Liao Yajie, Sun Ying, Li Gongfa, Kong Jianyi, Jiang Guozhang, Jiang Du, Cai Haibin, Ju Zhaojie, Yu Hui, Liu Honghai
Key Laboratory of Metallurgical Equipment and Control Technology, Wuhan University of Science and Technology, Ministry of Education, Wuhan 430081, China.
Hubei Key Laboratory of Mechanical Transmission and Manufacturing Engineering, Wuhan University of Science and Technology, Wuhan 430081, China.

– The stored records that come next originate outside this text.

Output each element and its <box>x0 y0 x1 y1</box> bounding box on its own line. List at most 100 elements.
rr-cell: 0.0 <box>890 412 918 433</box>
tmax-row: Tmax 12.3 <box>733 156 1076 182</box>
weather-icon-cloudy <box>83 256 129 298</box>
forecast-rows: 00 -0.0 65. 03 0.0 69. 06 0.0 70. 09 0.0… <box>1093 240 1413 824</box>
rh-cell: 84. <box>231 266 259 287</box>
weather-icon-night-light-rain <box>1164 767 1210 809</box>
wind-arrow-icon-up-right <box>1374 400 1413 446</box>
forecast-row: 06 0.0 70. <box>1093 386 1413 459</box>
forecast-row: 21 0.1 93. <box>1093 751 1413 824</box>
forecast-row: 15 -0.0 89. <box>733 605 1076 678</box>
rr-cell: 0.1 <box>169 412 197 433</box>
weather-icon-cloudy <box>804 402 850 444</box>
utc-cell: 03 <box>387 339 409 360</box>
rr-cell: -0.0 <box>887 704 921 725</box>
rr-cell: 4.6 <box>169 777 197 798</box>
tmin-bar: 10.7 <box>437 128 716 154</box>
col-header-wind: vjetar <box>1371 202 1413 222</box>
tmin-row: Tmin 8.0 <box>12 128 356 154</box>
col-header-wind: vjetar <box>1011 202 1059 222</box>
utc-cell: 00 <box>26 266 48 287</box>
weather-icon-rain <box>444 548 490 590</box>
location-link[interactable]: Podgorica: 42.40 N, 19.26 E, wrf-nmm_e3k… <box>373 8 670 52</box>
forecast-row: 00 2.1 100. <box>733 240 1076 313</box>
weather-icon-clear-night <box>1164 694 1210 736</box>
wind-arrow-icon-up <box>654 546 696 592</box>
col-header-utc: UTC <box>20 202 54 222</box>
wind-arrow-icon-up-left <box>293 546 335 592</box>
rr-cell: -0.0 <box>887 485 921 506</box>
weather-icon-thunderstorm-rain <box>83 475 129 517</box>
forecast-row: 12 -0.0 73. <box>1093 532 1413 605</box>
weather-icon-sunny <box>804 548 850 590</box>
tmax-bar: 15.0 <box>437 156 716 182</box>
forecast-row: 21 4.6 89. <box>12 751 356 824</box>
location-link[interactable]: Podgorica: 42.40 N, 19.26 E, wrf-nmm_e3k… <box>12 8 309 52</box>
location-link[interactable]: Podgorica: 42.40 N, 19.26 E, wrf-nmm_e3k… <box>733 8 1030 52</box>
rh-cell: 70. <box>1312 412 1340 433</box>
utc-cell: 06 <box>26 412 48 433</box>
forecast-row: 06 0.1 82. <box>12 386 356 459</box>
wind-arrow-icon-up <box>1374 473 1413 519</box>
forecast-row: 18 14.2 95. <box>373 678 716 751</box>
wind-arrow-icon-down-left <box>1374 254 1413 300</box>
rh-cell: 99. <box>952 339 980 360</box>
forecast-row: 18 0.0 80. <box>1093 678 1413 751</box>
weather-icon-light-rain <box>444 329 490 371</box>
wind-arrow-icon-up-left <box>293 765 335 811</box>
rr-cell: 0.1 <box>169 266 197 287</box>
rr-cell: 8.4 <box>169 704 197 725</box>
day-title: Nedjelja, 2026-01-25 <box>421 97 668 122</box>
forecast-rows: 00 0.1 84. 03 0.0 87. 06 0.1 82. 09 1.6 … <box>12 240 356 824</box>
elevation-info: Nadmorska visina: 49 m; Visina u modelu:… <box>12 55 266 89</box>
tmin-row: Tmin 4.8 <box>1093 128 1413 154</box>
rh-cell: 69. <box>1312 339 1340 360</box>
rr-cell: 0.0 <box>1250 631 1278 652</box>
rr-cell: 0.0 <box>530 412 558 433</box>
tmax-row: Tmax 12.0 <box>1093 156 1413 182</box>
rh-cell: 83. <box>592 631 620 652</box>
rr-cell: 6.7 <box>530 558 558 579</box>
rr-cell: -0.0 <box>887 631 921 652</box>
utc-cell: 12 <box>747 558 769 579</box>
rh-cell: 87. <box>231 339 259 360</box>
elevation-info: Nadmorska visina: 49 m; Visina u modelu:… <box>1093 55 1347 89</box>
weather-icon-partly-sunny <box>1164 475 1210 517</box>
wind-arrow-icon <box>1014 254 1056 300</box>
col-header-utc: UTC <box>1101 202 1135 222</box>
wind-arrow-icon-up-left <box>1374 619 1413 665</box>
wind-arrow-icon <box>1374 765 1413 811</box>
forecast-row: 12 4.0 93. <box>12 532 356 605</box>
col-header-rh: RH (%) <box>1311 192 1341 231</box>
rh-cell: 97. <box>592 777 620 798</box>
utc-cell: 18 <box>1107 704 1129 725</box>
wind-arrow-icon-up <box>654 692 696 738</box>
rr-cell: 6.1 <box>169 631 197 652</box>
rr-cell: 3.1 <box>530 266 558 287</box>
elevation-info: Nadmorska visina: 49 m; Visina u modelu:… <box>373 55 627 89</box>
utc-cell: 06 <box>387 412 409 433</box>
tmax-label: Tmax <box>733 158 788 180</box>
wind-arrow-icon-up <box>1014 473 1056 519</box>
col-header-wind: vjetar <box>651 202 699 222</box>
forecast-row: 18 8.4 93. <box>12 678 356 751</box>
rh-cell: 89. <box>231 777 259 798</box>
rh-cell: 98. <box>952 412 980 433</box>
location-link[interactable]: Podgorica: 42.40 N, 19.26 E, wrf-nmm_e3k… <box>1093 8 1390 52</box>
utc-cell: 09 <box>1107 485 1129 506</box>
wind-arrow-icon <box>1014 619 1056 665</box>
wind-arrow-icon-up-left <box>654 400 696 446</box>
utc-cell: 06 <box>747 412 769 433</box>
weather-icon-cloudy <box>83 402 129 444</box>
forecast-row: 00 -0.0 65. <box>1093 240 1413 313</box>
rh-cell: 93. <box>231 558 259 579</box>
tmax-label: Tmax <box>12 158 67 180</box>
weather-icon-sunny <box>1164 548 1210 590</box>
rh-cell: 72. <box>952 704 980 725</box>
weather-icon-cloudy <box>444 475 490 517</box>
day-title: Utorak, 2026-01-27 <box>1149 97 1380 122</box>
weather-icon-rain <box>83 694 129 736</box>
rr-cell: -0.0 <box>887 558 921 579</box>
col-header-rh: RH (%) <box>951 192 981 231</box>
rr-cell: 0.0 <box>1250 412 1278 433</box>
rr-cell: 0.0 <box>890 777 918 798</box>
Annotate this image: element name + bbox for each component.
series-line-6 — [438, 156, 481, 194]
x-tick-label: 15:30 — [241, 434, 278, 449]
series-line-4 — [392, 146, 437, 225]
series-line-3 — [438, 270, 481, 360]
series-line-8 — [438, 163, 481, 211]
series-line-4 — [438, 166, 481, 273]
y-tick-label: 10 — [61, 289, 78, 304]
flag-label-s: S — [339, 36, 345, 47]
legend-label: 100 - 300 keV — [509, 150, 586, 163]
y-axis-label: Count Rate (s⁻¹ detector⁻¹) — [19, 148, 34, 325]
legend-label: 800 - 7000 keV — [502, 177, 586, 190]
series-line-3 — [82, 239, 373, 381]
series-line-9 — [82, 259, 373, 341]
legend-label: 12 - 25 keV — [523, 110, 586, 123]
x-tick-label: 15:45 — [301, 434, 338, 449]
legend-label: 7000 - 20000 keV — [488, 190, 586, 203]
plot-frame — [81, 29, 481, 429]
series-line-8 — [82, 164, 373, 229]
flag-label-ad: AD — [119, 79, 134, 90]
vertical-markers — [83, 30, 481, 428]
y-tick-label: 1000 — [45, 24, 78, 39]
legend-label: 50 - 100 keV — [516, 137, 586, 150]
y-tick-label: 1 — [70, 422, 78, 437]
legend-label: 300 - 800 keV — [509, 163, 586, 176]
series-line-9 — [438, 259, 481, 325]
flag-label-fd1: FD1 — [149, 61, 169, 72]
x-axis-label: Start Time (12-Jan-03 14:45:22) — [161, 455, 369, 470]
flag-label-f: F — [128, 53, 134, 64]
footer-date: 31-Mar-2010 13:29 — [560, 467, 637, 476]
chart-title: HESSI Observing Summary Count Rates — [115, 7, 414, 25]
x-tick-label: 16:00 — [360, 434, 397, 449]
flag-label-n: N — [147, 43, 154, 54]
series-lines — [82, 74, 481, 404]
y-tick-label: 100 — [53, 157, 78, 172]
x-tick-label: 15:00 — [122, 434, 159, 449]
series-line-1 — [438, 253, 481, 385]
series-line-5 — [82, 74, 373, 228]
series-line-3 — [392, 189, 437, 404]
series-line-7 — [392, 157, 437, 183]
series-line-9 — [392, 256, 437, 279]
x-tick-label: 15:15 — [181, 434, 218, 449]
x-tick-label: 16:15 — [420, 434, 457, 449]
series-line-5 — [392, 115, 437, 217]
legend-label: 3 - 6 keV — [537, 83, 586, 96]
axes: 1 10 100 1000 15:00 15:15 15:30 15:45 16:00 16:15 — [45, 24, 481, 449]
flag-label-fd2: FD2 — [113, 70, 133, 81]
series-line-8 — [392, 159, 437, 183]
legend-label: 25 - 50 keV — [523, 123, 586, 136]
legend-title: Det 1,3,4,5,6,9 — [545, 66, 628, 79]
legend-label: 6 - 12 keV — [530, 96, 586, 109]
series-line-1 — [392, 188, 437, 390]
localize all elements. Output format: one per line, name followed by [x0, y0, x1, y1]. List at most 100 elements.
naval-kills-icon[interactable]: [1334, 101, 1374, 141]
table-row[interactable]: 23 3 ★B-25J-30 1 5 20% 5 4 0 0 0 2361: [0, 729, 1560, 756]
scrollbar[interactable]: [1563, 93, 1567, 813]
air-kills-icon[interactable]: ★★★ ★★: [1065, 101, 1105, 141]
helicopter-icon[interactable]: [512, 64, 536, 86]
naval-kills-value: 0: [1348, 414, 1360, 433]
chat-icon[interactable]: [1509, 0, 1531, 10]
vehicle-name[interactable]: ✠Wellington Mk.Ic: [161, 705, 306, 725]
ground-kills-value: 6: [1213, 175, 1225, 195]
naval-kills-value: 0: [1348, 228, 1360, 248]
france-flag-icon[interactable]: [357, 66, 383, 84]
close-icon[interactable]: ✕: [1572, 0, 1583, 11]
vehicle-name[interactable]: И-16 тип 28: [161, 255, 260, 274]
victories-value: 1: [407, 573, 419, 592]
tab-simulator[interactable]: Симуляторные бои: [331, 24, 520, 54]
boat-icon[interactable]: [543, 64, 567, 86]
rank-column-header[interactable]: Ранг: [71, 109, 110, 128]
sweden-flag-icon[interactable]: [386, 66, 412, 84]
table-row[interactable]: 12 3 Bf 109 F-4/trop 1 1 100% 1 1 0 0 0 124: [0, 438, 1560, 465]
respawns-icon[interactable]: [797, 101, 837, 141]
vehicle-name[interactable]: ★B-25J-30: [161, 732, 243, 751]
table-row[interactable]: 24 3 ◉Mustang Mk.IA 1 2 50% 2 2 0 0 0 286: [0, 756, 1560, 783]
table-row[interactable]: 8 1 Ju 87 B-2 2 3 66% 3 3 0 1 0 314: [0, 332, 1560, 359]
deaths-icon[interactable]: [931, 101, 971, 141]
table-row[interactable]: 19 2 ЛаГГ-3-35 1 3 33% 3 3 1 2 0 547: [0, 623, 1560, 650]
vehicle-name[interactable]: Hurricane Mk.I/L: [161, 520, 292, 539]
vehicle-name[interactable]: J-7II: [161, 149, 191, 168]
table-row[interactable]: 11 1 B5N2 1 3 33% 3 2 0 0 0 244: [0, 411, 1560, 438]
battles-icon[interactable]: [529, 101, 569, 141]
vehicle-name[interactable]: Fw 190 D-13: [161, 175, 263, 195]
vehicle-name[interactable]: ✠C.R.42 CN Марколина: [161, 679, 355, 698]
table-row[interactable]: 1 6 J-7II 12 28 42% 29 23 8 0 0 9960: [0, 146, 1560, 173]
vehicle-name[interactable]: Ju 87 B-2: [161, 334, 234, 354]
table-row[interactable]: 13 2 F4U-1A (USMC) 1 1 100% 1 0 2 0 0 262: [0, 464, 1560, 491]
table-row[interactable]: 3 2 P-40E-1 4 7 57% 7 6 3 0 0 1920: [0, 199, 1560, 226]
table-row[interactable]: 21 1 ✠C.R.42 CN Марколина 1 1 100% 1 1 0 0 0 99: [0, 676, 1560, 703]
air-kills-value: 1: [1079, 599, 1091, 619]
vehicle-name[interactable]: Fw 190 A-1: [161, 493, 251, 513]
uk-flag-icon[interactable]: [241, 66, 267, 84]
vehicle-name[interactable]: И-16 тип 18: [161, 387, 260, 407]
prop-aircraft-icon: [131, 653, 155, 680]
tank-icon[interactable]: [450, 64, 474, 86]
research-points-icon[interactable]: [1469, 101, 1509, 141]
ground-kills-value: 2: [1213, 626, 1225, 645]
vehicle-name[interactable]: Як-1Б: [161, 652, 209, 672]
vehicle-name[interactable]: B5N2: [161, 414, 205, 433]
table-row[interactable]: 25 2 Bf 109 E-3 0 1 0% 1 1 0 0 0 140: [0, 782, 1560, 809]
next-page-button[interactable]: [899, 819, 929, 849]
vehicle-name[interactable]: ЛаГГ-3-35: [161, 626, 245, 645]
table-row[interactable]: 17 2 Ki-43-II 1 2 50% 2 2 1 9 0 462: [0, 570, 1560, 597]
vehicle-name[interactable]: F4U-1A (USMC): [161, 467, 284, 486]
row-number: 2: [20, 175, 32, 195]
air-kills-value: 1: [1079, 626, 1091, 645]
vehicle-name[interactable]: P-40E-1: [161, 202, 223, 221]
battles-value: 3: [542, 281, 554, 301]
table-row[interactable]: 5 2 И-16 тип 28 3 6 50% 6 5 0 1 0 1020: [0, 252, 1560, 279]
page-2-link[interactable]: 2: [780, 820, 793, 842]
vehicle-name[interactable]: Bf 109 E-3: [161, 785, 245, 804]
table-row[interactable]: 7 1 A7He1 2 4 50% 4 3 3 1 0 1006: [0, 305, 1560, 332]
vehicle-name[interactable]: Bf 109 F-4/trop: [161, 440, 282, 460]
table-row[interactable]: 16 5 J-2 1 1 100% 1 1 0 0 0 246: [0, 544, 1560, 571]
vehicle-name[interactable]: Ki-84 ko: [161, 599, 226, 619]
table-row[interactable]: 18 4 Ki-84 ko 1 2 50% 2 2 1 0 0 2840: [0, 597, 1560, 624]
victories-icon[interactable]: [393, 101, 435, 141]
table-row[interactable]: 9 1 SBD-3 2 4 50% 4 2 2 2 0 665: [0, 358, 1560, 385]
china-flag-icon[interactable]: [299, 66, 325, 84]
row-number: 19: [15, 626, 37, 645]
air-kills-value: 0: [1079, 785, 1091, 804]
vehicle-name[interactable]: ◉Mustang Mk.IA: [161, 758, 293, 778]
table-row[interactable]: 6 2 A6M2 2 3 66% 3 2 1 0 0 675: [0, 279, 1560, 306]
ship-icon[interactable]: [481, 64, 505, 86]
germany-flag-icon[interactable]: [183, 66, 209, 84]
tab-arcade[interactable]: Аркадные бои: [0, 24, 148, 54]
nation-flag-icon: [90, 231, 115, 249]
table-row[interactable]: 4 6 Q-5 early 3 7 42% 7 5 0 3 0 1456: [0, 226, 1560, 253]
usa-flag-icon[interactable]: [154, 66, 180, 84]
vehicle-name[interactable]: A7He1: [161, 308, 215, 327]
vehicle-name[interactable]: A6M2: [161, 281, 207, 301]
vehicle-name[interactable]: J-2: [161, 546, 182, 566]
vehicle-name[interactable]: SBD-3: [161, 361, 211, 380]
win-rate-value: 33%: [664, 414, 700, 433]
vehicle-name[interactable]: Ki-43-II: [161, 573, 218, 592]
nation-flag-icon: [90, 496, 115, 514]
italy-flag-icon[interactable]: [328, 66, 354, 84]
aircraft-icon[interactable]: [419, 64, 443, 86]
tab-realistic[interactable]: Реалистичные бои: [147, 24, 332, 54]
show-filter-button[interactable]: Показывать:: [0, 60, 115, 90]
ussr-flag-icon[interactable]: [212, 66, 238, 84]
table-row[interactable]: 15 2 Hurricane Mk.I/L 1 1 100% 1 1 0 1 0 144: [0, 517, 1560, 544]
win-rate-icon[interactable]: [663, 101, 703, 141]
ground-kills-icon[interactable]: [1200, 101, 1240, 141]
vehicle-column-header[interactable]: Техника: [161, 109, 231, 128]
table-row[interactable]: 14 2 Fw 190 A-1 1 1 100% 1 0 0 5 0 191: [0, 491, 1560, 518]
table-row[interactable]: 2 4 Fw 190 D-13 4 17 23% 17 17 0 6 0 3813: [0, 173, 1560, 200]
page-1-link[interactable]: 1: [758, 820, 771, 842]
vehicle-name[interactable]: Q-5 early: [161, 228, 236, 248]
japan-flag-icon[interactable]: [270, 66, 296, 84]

Sensors (Basel). 2017 Jun 24;17(7):1491. doi: 10.3390/s17071491.
Camera calibration is a crucial problem in many applications, such as 3D reconstruction, structure from motion, object tracking and face alignment. Numerous methods have been proposed to solve the above problem with good performance in the last few decades. However, few methods are targeted at joint calibration of multi-sensors (more than four devices), which normally is a practical issue in the real-time systems. In this paper, we propose a novel method and a corresponding workflow framework to simultaneously calibrate relative poses of a Kinect and three external cameras. By optimizing the final cost function and adding corresponding weights to the external cameras in different locations, an effective joint calibration of multiple devices is constructed. Furthermore, the method is tested in a practical platform, and experiment results show that the proposed joint calibration method can achieve a satisfactory performance in a project real-time system and its accuracy is higher than the manufacturer's calibration.
相机校准在许多应用中都是一个关键问题,如三维重建、运动结构分析、目标跟踪和人脸对齐等。在过去几十年里,人们提出了许多方法来解决上述问题,并且性能良好。然而,很少有方法针对多传感器(超过四个设备)的联合校准,而这在实时系统中通常是一个实际问题。在本文中,我们提出了一种新颖的方法和相应的工作流程框架,用于同时校准Kinect和三个外部相机的相对位姿。通过优化最终成本函数并为不同位置的外部相机添加相应权重,构建了一种有效的多设备联合校准方法。此外,该方法在实际平台上进行了测试,实验结果表明,所提出的联合校准方法在项目实时系统中能够取得令人满意的性能,并且其精度高于制造商的校准精度。